Overlapping example: <pc>aaa <mrk>bbb</pc> ccc</mrk>


Solution a) using two mrk linked by their IDs

<pc>aaa <mrk id='1'>bbb</mrk></pc><mrk id='1'> ccc</mrk>


Solution b) using the same start/end mechanism as in <sc>/<ec>

<pc>aaa <sm id='1'>bbb</pc> ccc<em rid=\"2\"/>


In my experience solution b) is a lot easier to implement. For example:

- I was able to reuse most of the code written for <pc>/<sc>/<ec>

- Using multiple <mrk> for the same annotation forces you to separate the markers from the data they refer to (since two spans can refer to the same data).

Obviously all this is highly dependent on the underlying implementation. Because I started mine with <pc>/<sc>/<ec> the data structure I'm using probably favor its re-use. So my test is probably bias a bit.

But even so, it looks to me that a notation consistent with <pc>/<sc>/<ec> has more advantages, or more exactly less drawbacks.
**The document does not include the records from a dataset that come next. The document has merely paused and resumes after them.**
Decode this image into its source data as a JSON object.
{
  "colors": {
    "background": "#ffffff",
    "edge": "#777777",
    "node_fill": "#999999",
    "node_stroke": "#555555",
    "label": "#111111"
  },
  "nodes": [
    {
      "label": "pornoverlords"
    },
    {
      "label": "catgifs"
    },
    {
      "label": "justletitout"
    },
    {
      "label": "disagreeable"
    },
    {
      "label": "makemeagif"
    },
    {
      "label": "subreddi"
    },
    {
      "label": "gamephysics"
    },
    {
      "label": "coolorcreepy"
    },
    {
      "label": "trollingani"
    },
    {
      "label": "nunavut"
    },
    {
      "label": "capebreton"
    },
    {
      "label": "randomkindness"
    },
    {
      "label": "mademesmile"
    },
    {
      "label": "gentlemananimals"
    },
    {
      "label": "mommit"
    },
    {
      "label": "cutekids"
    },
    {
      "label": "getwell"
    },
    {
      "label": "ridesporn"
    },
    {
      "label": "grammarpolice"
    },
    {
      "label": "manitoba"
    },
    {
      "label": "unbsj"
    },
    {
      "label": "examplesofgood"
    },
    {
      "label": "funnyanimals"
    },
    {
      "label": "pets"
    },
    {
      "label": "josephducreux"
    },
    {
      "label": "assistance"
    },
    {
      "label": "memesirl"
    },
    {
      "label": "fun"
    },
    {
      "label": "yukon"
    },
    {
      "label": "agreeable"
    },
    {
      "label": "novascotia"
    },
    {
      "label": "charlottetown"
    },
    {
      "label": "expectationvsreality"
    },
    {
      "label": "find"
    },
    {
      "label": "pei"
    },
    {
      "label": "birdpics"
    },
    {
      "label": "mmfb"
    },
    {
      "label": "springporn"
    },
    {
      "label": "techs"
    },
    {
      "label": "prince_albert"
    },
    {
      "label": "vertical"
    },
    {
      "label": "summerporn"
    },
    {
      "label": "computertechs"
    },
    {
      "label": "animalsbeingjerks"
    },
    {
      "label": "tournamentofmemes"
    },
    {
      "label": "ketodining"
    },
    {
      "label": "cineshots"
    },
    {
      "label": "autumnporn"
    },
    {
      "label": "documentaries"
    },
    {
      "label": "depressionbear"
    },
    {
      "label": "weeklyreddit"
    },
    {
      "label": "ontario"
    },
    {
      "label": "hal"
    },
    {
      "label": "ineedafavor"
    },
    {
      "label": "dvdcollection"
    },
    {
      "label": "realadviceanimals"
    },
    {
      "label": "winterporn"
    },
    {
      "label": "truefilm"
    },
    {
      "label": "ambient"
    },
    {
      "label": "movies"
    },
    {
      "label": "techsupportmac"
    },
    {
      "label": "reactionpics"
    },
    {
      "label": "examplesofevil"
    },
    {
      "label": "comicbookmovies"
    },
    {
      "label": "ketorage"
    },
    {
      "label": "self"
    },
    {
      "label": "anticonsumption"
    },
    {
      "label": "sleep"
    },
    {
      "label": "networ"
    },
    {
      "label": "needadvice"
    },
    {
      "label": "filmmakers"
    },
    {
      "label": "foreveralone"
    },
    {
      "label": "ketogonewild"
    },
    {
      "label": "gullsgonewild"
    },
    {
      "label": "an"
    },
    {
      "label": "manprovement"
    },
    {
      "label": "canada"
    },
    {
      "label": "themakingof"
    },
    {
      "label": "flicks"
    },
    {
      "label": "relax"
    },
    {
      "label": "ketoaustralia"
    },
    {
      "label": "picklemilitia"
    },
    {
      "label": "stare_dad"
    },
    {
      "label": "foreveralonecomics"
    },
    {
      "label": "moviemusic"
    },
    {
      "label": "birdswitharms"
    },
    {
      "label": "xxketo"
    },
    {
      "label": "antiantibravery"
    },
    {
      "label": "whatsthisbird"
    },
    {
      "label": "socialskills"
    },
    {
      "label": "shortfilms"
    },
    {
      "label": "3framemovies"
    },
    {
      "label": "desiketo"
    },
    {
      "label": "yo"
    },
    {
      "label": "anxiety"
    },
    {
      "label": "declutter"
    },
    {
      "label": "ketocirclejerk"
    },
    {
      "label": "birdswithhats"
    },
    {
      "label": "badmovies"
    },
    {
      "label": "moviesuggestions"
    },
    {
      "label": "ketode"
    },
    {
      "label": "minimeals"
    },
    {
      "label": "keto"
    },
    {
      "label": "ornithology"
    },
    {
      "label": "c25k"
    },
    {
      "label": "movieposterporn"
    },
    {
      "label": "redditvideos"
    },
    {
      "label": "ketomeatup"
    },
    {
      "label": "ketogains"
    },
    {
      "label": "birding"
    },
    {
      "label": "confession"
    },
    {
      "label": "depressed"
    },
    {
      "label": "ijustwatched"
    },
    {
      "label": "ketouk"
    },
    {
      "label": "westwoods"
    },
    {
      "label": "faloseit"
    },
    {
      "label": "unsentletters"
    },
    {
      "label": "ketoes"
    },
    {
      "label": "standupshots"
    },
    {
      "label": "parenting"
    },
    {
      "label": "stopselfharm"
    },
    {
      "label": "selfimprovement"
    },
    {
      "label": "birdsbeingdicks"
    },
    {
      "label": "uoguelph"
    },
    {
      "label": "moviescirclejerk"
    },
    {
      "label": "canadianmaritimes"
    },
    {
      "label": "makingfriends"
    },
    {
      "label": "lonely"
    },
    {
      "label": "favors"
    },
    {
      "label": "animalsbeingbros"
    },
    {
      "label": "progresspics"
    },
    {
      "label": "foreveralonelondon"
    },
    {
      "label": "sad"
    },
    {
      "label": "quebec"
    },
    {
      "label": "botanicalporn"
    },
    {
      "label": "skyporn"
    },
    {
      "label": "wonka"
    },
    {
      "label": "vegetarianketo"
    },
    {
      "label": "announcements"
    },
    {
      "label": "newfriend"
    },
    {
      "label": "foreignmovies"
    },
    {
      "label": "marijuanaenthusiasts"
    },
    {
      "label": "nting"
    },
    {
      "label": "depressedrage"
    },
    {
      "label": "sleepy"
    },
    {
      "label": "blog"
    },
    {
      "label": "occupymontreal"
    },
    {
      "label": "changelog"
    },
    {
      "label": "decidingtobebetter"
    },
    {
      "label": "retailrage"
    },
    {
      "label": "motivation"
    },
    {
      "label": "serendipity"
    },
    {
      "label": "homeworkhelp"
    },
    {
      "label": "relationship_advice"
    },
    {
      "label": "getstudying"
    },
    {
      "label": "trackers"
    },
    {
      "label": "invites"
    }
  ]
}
I'm also not working with a DOM object, but with the structure mapped to internal objects. That may change one's perspective too.

I have no idea how this would play with a completely different programming model, like using XSLT.
Bryan: any chance for you to give us some thoughts on what approach would be the easiest?
I'm asking you because I know you're using XSLT for your XLIFF tools, but maybe others have thoughts on that too? Or with other languages like Python?